The collapsed price of oil is putting pressure on oil exporters around the world, from Canada to Kuwait. But perhaps no country is less prepared to survive prices at about $30 a barrel than Nigeria, which until a few years ago relied heavily on petroleum exports for its revenue. While countries like Saudi Arabia and Russia have saved past oil profits for rainy days, Nigeria has no such insulation. What’s worse is that Nigeria is especially dependent on imports of basic goods.
The cracks are starting to show: While the official rate doesn’t reflect it, Nigeria’s currency, the naira, is the world’s worst performing this year.
The economic troubles could hardly have come at a worse time. Last year, Nigerians elected Muhammadu Buhari as president after he ran on a zealous anti-corruption platform. Unfortunately, Mr. Buhari’s insistence on maintaining the peg at the current official exchange rate is not only crippling production, it is also encouraging corruption. He should abandon it as soon as possible and allow the naira to devalue.
Nigeria has pegged the naira to the dollar for decades, adjusting the exchange rate according to international supply and demand. But even as Nigeria’s economy has faltered, since last spring the peg has remained fixed at around 198.5 naira to the dollar. This rate is being maintained at the president’s insistence, undermining any notion of central bank independence.
To keep the rate fixed, the central bank has to preserve its foreign currency reserves, a difficult task as oil export revenue has fallen. How does it do that? By making it more difficult for Nigerians to obtain hard currency at the official rate. Primarily, the central bank has restricted access to foreign currency to importers who can demonstrate that the goods they’re bringing into Nigeria are necessary.

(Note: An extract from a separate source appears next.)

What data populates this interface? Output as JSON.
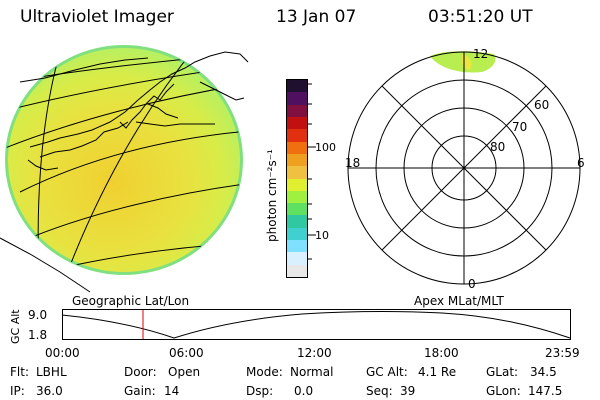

But Nigerians are innovative. A large parallel currency exchange has taken shape, in which importers trade naira for dollars at up to twice the official rate. The trade is too blatant to be called a black market. Last month, for example, I saw several currency exchange businesses at the Lagos airport that offered 380 naira to the dollar. Nigerian newspapers even include reports of the unofficial exchange rate.
The Buhari government hopes that the fixed exchange rate will prevent inflation. Yet inflation has risen sharply to the highest rates in almost five years. The prices of many imported goods have almost doubled, suggesting that they reflect the black market exchange rate rather than the official rate.
I recently saw this problem firsthand when I visited one of the country’s largest manufacturers of cardboard box packaging. Its production lines were either slowed or shut down. Thousands of employees were seeing their hours, and wages, cut back. In some cases, the company had been unable to import materials like labels. In other cases, the company’s customers had run out of items to box.
This is how bad policy turns a currency crisis into a recession.
What’s more, rationing foreign currency creates the wrong type of competition. As imports become more expensive, Nigeria’s companies should be looking for new ways to produce with fewer imports. They’re not. Instead, businessmen are trying to use their political networks to compel the central bank to sell them dollars at the low official rate, to deny dollars to their competitors, or both. The Economist recently reported that bank officials levy a 30 percent charge for the favor. Not only are these schemes a bad use of entrepreneurial cunning, they also undermine hopes for the corruption-free Nigeria this president promised.
Mr. Buhari says that devaluing the naira would hurt too much, that the imports on which Nigerians depend would become expensive, and rising prices would damage households across society. Usually, the pain of devaluation comes with a silver lining of promoting exports. But Nigeria hardly exports anything other than oil and gas. In fact, it often can’t produce what it needs for itself, even goods it should be exporting, like cereals and gasoline. In other words, as Mr. Buhari notes, devaluing the naira would bring about the worst effects of a weak currency, inflation, and provide none of the best, like increased exports.
Mr. Buhari must be frustrated. His predecessor, Goodluck Jonathan, enjoyed oil prices over $100 for most of his presidency and oversaw some of the highest government revenues in Nigeria’s history. He also issued three bonds on international markets in favorable global capital markets. Conditions at the time were excellent for building Nigeria’s domestic production capacity.
Mr. Jonathan also presided over a systematic looting of the public coffers swollen by borrowing and the oil surplus. In his presidency, over $20 billion is said to have vanished from the national oil company. The rest of the surplus expanded government payrolls, especially in the run-up to elections, and funded questionable building projects, often never finished.
Mr. Buhari’s administration has proposed a sensible budget, issued plans for incentives to invest in agriculture and mining, and is seeking investors to build more energy infrastructure. But none of these plans will be possible if the government maintains an artificial exchange rate. If Mr. Buhari really wants to build credible and transparent institutions, he should start by giving the central bank the independence to manage the currency and foreign reserves and get it out of the business of deciding what goods can and cannot be imported, or which firms can obtain foreign currency.
Mr. Buhari has loudly proclaimed his commitment to fighting corruption. But his view that he can protect Nigeria’s economy from global macroeconomic headwinds through an exchange rate peg borders on superstition. He has been told that his anti-corruption campaign is not an economic policy, but he may be more interested to hear that his economic policy is a petri dish for corruption.